Spehss Mahreens being political? And not just in the "Blow up the planetary capital and claim the world for the Emperor!" way?
The fun thing about Space Marines is that it's easy to turn them into Spehss Mahreens - big dumb armour-clad head-chopping grunts who happen to have some really cool weapons. But at the same time, they can be turned into forward-thinking political battering rams who also happen to be good at chopping heads.

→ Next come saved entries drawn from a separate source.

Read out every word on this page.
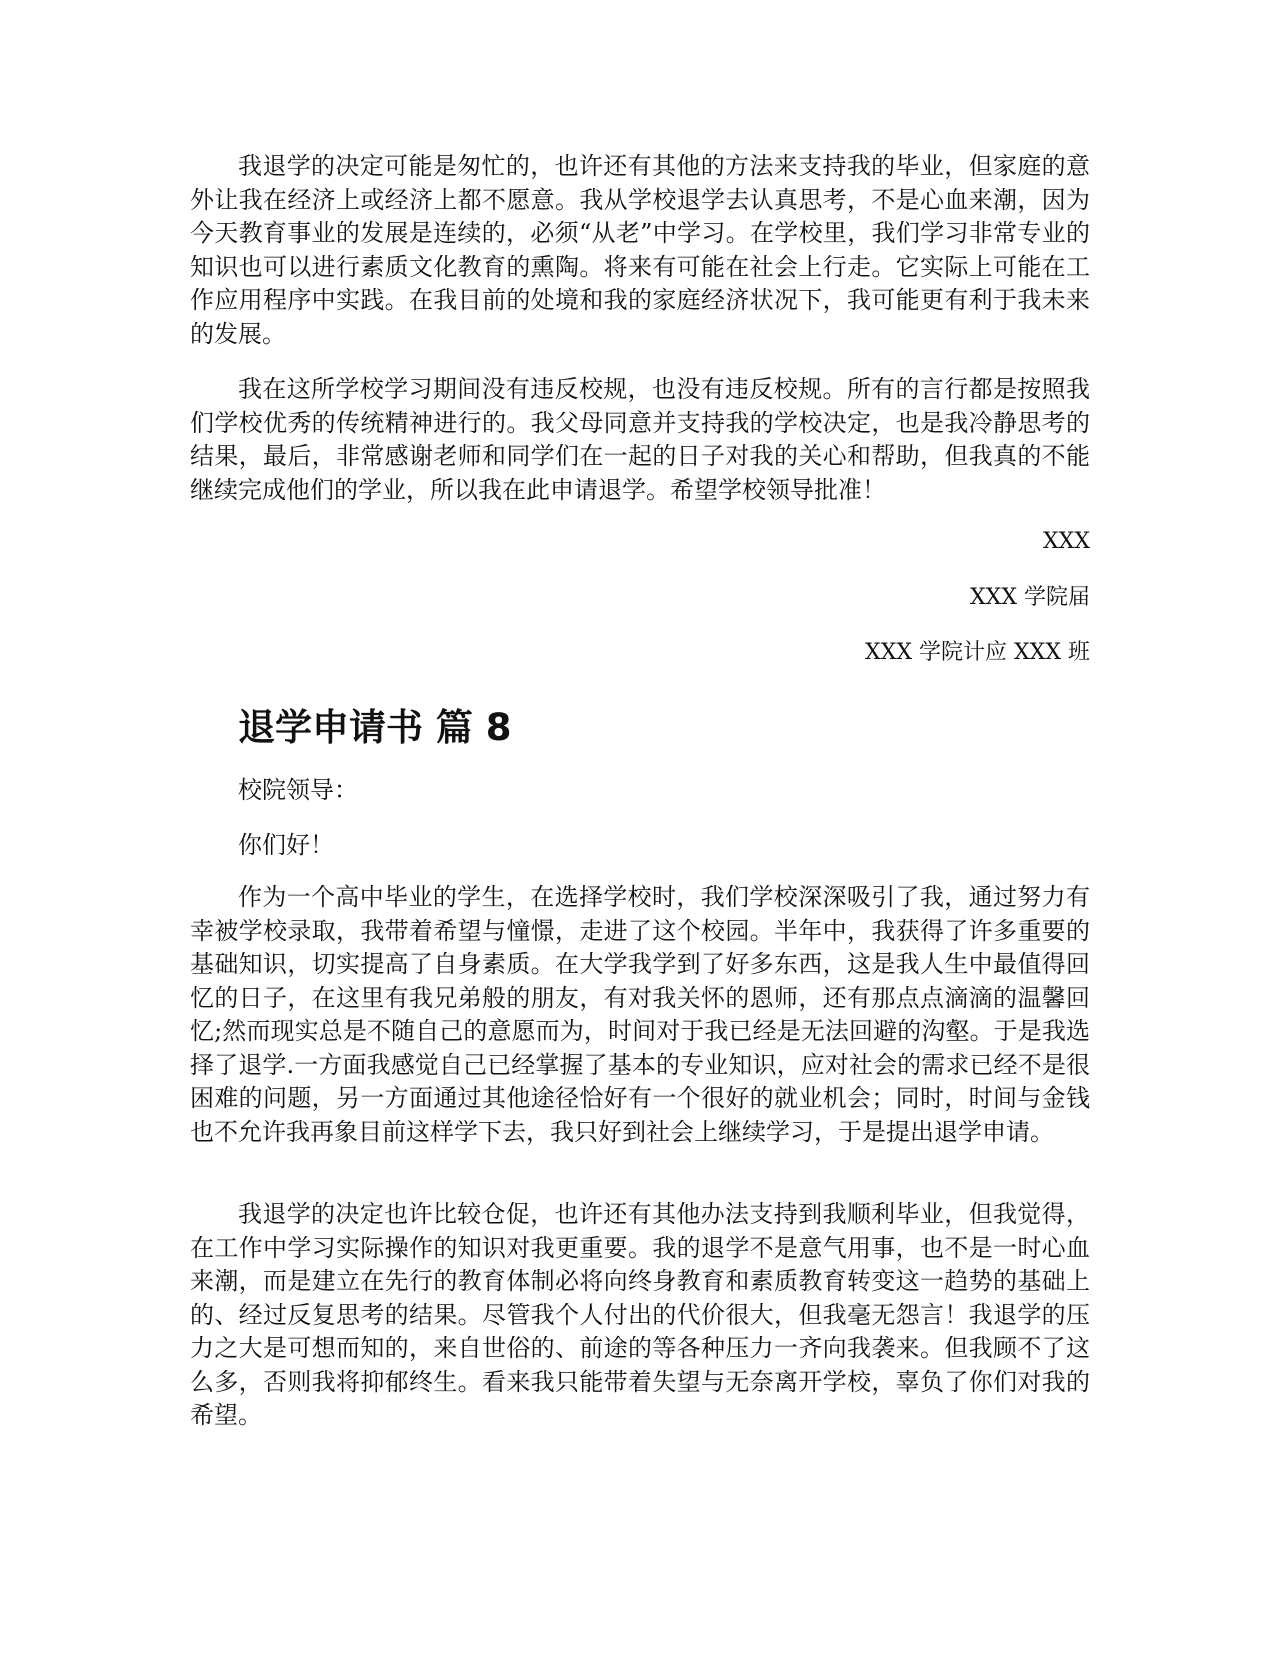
我退学的决定可能是匆忙的，也许还有其他的方法来支持我的毕业，但家庭的意外让我在经济上或经济上都不愿意。我从学校退学去认真思考，不是心血来潮，因为今天教育事业的发展是连续的，必须“从老”中学习。在学校里，我们学习非常专业的知识也可以进行素质文化教育的熏陶。将来有可能在社会上行走。它实际上可能在工作应用程序中实践。在我目前的处境和我的家庭经济状况下，我可能更有利于我未来的发展。

我在这所学校学习期间没有违反校规，也没有违反校规。所有的言行都是按照我们学校优秀的传统精神进行的。我父母同意并支持我的学校决定，也是我冷静思考的结果，最后，非常感谢老师和同学们在一起的日子对我的关心和帮助，但我真的不能继续完成他们的学业，所以我在此申请退学。希望学校领导批准！

XXX
XXX 学院届
XXX 学院计应 XXX 班
退学申请书 篇 8
校院领导：
你们好！

作为一个高中毕业的学生，在选择学校时，我们学校深深吸引了我，通过努力有幸被学校录取，我带着希望与憧憬，走进了这个校园。半年中，我获得了许多重要的基础知识，切实提高了自身素质。在大学我学到了好多东西，这是我人生中最值得回忆的日子，在这里有我兄弟般的朋友，有对我关怀的恩师，还有那点点滴滴的温馨回忆;然而现实总是不随自己的意愿而为，时间对于我已经是无法回避的沟壑。于是我选择了退学.一方面我感觉自己已经掌握了基本的专业知识，应对社会的需求已经不是很困难的问题，另一方面通过其他途径恰好有一个很好的就业机会；同时，时间与金钱也不允许我再象目前这样学下去，我只好到社会上继续学习，于是提出退学申请。

我退学的决定也许比较仓促，也许还有其他办法支持到我顺利毕业，但我觉得，在工作中学习实际操作的知识对我更重要。我的退学不是意气用事，也不是一时心血来潮，而是建立在先行的教育体制必将向终身教育和素质教育转变这一趋势的基础上的、经过反复思考的结果。尽管我个人付出的代价很大，但我毫无怨言！我退学的压力之大是可想而知的，来自世俗的、前途的等各种压力一齐向我袭来。但我顾不了这么多，否则我将抑郁终生。看来我只能带着失望与无奈离开学校，辜负了你们对我的希望。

In a long series like this, no one author does all the work; they build on what previous authors have written in the preceding books. David Guymer has done this exceptionally well, however. Descriptive without being florid, political without assumptions towards sci-fi Machiavelli, and even-handed in his treatment of humans in combat compared to the Space Marines. He's written probably the best ship-to-ship combat scene in any of the Black Library books I've read, keeping things confusing enough to remove the "omniscience of the Emperor" so many naval battles use, but at the same time keeping the action flowing and tossing in some very interesting tidbits on the origins of the Beast. The inclusion of an elite human combat group that can (at a distance, at least) hold their own against the orks and impress even the unimaginative and stolid Fists Exemplar is a nice shift from the general incompetence of humans to this point in the Great Ork War. And the Iron Warriors keep their pragmatic, evil/neutral mien, being connected to Chaos because of that pragmatism rather than any Word Bearer-style idolizing, which is a marked contrast to how so many of the Chaos Legions are portrayed.
All of this is done while keeping the impetus of the Last Wall on Terra rolling, although with some unexpected actions happening. The Inquisitorial power struggle and council dynamics take a back seat (while staying relevant) to internal moral dilemmas of the Space Marines. There's much more focus on the Fists Exemplar than any of the other chapters in this book, although the Black Templars do get some page time (and set up some interesting contradictions in the Black Templars of M31 and the Black Templars of M41).
Very well done, and my favorite book in the series to date.